Fils de Gabriel, Ulysse Camatte, électricien, qui le reconnut à sa naissance, et de Célestine Colbus, plumassière, était présenté dans les dossiers de la préfecture de police comme pupille de l’Assistance publique. Titulaire du certificat d’études primaires, il adhéra au Parti communiste en 1936, milita à la cellule de la Salpêtrière et eut des responsabilités à la CGT. Mobilisé en 1939, il fut démobilisé en octobre 1940 et fut contacté par un dénommé Berger, ancien secrétaire de cellule, infirmier à Tenon qui fut arrêté en août 1942 avec sa femme.
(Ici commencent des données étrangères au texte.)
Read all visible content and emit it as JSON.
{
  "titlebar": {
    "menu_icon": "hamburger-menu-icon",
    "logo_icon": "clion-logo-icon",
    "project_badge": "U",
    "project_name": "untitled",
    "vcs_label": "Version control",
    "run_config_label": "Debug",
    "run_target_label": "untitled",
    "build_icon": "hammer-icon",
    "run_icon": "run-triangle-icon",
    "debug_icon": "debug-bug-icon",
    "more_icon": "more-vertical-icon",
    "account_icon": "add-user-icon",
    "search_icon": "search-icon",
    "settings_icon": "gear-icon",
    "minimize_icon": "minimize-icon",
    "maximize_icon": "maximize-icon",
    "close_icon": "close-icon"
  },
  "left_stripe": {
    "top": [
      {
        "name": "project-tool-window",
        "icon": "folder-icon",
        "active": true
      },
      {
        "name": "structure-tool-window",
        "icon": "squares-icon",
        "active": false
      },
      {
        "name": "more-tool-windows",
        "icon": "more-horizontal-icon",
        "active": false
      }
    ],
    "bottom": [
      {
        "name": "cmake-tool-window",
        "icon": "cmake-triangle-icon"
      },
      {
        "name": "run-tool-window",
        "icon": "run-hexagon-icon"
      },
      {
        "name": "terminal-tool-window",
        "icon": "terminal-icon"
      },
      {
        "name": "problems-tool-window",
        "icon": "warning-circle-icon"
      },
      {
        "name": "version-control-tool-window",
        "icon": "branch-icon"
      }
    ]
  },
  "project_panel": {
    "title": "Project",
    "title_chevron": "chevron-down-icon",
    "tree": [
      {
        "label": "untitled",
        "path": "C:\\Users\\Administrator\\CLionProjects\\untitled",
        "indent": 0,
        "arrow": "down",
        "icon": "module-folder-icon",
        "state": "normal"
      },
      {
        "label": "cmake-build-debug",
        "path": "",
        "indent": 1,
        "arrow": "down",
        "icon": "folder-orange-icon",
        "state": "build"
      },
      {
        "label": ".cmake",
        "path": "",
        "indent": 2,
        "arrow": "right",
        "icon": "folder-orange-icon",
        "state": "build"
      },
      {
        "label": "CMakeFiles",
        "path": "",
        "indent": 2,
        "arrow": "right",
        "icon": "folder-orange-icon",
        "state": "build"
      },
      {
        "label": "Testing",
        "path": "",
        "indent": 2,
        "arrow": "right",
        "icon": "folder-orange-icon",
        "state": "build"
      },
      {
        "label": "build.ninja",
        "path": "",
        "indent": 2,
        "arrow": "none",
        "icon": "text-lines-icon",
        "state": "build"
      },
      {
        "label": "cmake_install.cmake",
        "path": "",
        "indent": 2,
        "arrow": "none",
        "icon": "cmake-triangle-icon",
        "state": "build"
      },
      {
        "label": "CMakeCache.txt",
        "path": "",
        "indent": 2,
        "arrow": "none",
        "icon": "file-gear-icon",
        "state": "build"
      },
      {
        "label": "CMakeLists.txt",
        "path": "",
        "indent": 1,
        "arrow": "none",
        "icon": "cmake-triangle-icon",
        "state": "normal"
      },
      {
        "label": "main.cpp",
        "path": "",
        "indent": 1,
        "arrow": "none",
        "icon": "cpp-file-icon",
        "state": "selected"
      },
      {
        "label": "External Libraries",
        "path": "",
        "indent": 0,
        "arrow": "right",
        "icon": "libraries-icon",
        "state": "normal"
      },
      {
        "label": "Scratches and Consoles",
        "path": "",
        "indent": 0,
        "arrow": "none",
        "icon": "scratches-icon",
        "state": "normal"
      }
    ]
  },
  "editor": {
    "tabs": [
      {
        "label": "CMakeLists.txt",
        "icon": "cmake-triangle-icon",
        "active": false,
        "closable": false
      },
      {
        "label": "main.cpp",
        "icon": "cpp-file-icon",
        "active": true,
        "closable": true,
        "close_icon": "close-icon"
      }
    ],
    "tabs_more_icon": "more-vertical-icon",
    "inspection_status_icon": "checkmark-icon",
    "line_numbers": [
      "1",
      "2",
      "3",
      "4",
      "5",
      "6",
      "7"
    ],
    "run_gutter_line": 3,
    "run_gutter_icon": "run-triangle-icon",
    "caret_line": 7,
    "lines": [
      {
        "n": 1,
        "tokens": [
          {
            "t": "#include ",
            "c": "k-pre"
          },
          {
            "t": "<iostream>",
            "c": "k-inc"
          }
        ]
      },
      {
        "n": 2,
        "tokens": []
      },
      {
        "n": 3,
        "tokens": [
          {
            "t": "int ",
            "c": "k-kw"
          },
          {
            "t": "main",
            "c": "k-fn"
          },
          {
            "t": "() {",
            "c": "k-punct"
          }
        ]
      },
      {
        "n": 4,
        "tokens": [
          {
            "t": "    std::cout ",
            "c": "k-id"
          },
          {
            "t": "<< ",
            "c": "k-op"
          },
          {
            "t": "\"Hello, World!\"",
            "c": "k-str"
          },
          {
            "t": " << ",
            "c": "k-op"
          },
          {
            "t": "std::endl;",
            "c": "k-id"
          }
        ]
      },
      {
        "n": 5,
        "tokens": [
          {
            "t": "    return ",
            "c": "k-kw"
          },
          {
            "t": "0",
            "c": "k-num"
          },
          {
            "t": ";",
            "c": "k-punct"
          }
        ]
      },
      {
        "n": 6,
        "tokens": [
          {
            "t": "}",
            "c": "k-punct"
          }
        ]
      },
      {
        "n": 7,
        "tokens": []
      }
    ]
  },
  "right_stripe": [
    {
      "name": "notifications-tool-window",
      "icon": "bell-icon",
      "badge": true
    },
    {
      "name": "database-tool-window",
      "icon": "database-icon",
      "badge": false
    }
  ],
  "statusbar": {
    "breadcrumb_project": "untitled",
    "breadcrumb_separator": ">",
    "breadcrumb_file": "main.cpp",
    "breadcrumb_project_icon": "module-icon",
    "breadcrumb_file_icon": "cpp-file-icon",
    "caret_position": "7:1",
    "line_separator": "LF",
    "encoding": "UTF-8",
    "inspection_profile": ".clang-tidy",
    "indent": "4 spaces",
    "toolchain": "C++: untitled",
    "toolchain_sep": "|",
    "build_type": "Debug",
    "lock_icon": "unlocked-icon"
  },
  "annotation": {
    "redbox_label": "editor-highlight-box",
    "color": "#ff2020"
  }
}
Il entra aux FTP en juillet 1942 et travailla à partir d’octobre 1942 au sanatorium de Champrosay près de Draveil (Seine-et-Oise, Essonne) où il était domicilié.
Il participa avec Robert Hamel à l’attentat contre l’Office de placement pour l’Allemagne situé au rez-de-chaussée du 10 rue Saint-Antoine à Paris (XIe arr.) le 18 juillet 1942. Vers 17 h 15 une grenade offensive fut lancée contre la vitrine faisant exploser trois glaces représentant une longueur de plus de sept mètres. La permanence vide d’occupants était fermée depuis quinze minutes ; un passant reçut quelques éclats de verre.
Le 14 août, vers 22 h 45, avec d’autres FTP, il attaqua la brasserie Andrès réservée aux Allemands au 4 rue Saint-Laurent à Paris (Xe arr.). Un FTP tira deux coups de feu sur le gardien de la paix en faction ; un deuxième lança une grenade à l’intérieur de l’établissement ; le troisième tira à deux reprises dans la salle : cinq Allemands furent blessés. Des agents de la paix et des soldats allemands poursuivirent en vain les assaillants.
Louis Camatte fut arrêté à la suite d’une longue filature, avec Robert Hamel, Robert Soudade et Louis Le Balanger, le 14 octobre 1942 par la Brigade spéciale 2 qui le remit aux autorités allemandes de la rue des Saussaies. Interné à Fresnes, il comparut le 4 février 1943 devant le tribunal du Gross Paris qui siégeait rue Boissy-d’Anglas. Il fut condamné à mort pour « actes de franc-tireur ». Il fut passé par les armes le 15 février 1943 au Mont-Valérien en compagnie de Robert Hamel, Robert Bachet, Adrien Vanderheyden et Louis Le Balanger de son vrai nom Léon Agid.
Son corps fut inhumé à Ivry-sur-Seine (Seine, Val-de-Marne).
Son nom figure sur la plaque commémorative de l’hôpital de la Salpêtrière : « La Salpetrière à ses déportés, internés, résistants et patriotes morts pour la France 1939-1945 » et sur les monuments aux morts d’Auxerre et de Tainguy (Yonne).
Une rue porte son nom à Draveil.
Sources

SOURCES : Arch. PPo, BS2, Carton 14. – Notes Jean-Sébastien Chorin. – Arch. PPo., 77W 522, BA 1747, BA 1752. – DAVCC, Caen, Boîte 5, Liste S 1744-37/43 (Notes Thomas Pouty). – Arch. Nat., F60 1576/766. – Site Internet Mémoire des Hommes. – Mémorial GenWeb. – État civil, Paris (IIIe arr.), pas de mentions marginales.